The present invention relates to demultiplexing digital data from multiple input channels, and more particularly for demultiplexing digital data in a non-standard mode that is not a factor of two, such as a 3× mode.
Measurement instruments, such as logic analyzers, have standard demultiplex modes, such as 2× and 4× (factors of two) modes for multiple input channels. The 2× demultiplex mode uses only one-half of the instrument input channels, but doubles the speed and memory length of data acquisition. The 4× mode uses only one-quarter of the instrument input channels, but gets four times the speed and memory depth. These modes allow the measurement instruments to operate faster without increasing system and memory bandwidth.

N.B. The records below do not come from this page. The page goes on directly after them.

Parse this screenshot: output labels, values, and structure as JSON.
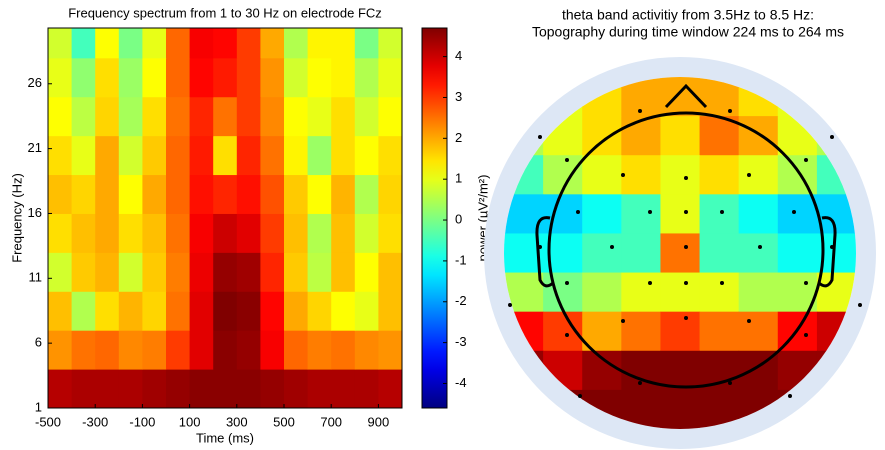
{
  "chart_data": [
    {
      "type": "heatmap",
      "title": "Frequency spectrum from 1 to 30 Hz on electrode FCz",
      "xlabel": "Time (ms)",
      "ylabel": "Frequency (Hz)",
      "colorbar_label": "power (µV²/m²)",
      "xlim": [
        -500,
        1000
      ],
      "ylim": [
        1,
        30.3
      ],
      "xticks": [
        -500,
        -300,
        -100,
        100,
        300,
        500,
        700,
        900
      ],
      "yticks": [
        1,
        6,
        11,
        16,
        21,
        26
      ],
      "clim": [
        -4.6,
        4.7
      ],
      "cticks": [
        -4,
        -3,
        -2,
        -1,
        0,
        1,
        2,
        3,
        4
      ],
      "colormap": "jet",
      "xbins": [
        -500,
        -400,
        -300,
        -200,
        -100,
        0,
        100,
        200,
        300,
        400,
        500,
        600,
        700,
        800,
        900,
        1000
      ],
      "ybins": [
        1,
        4,
        7,
        10,
        13,
        16,
        19,
        22,
        25,
        28,
        30.3
      ],
      "values": [
        [
          4.2,
          4.3,
          4.3,
          4.3,
          4.4,
          4.5,
          4.6,
          4.6,
          4.6,
          4.5,
          4.4,
          4.3,
          4.3,
          4.3,
          4.2
        ],
        [
          2.2,
          2.5,
          2.6,
          2.3,
          2.4,
          3,
          3.8,
          4.6,
          4.5,
          3.6,
          2.6,
          2.4,
          2.5,
          2.3,
          2.2
        ],
        [
          1.8,
          0.5,
          1.5,
          1.9,
          1.6,
          2.5,
          3.8,
          4.7,
          4.6,
          3.5,
          2,
          1.6,
          1.2,
          1,
          1.8
        ],
        [
          0.8,
          1.7,
          1.9,
          0.8,
          1.7,
          2.4,
          3.7,
          4.5,
          4.4,
          3.2,
          1.7,
          0.6,
          1.8,
          1.2,
          1.8
        ],
        [
          1.5,
          1.8,
          2,
          1.5,
          1.8,
          2.5,
          3.6,
          4,
          3.8,
          3,
          1.8,
          0.5,
          1.8,
          0.8,
          1.5
        ],
        [
          1.8,
          1.6,
          2,
          1.2,
          2,
          2.6,
          3.4,
          3.2,
          3.4,
          2.8,
          1.7,
          1.2,
          1.9,
          0.5,
          1.6
        ],
        [
          1.5,
          1,
          2,
          0.8,
          1.7,
          2.6,
          3.3,
          1.5,
          3.2,
          2.5,
          1.3,
          0.3,
          1.5,
          1.2,
          1.5
        ],
        [
          1.2,
          0.6,
          1.6,
          0.4,
          1.5,
          2.5,
          3.2,
          2.5,
          3,
          2.3,
          1.2,
          1,
          1.5,
          0.8,
          1.2
        ],
        [
          1,
          0.2,
          1.5,
          0.3,
          1.2,
          2.6,
          3.5,
          3.3,
          3,
          2.2,
          0.8,
          1.2,
          1.3,
          0.5,
          1
        ],
        [
          0.8,
          -0.5,
          1.2,
          0,
          1,
          2.6,
          3.6,
          3.5,
          3,
          2,
          0.5,
          1.3,
          1.3,
          0,
          0.8
        ]
      ]
    },
    {
      "type": "topomap",
      "title": [
        "theta band activitiy from 3.5Hz to 8.5 Hz:",
        "Topography during time window 224 ms to 264 ms"
      ],
      "values": [
        [
          1,
          1,
          1.5,
          2,
          2,
          2,
          1.5,
          1,
          1
        ],
        [
          0.5,
          1,
          1.5,
          2,
          1.5,
          2.5,
          2,
          1,
          0.5
        ],
        [
          -0.5,
          0.5,
          1,
          1.5,
          1,
          1.5,
          1,
          0.5,
          -0.5
        ],
        [
          -1.5,
          -1.5,
          -1,
          -0.5,
          1,
          -0.5,
          -1,
          -1.5,
          -1.5
        ],
        [
          -1,
          -1,
          -0.5,
          -0.5,
          2.5,
          -0.5,
          -0.5,
          -1,
          -1
        ],
        [
          0.5,
          0,
          0.5,
          1,
          1,
          1,
          0.5,
          0.5,
          1
        ],
        [
          3.5,
          3,
          2,
          2.5,
          3,
          2.5,
          2.5,
          3.5,
          4
        ],
        [
          4.5,
          4,
          4.5,
          4.7,
          4.7,
          4.7,
          4.7,
          4.5,
          4.5
        ],
        [
          4.7,
          4.7,
          4.7,
          4.7,
          4.7,
          4.7,
          4.7,
          4.7,
          4.7
        ]
      ]
    }
  ]
}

However sometimes a system under test (SUT) is too fast for the 2× mode and too wide for the 4× mode, but has a bandwidth that is less than that of the measurement instrument. For example if a logic analyzer has 288 input data channels with an 800 Mb/s system clock, the logic analyzer bandwidth is 230 Gb/s. In 2× mode there are 144 input data channels with an equivalent data rate of 1.6 Gb/s, while in the 4× mode there are 72 input data channels with an equivalent data rate of 3.2 Gb/s. However if the system under test has 96 data channels with a data rate of 2 Gb/s for a bandwidth of 192 Gb/s (less than the instrument bandwidth of 230 Gb/s), the 2× mode is too slow (rate of 1.6 Gb/s is less than SUT rate of 2 Gb/s) and the 4× mode is not wide enough (only 72 input data channels where 96 are required). Therefore an intermediate mode between 2× and 4× may make the measurement instrument operate most efficiently.
Therefore what is desired is a non-standard demultiplex mode for a measurement instrument between standard, factor of two, demultiplex modes, such as a 3× mode between 2× and 4× modes.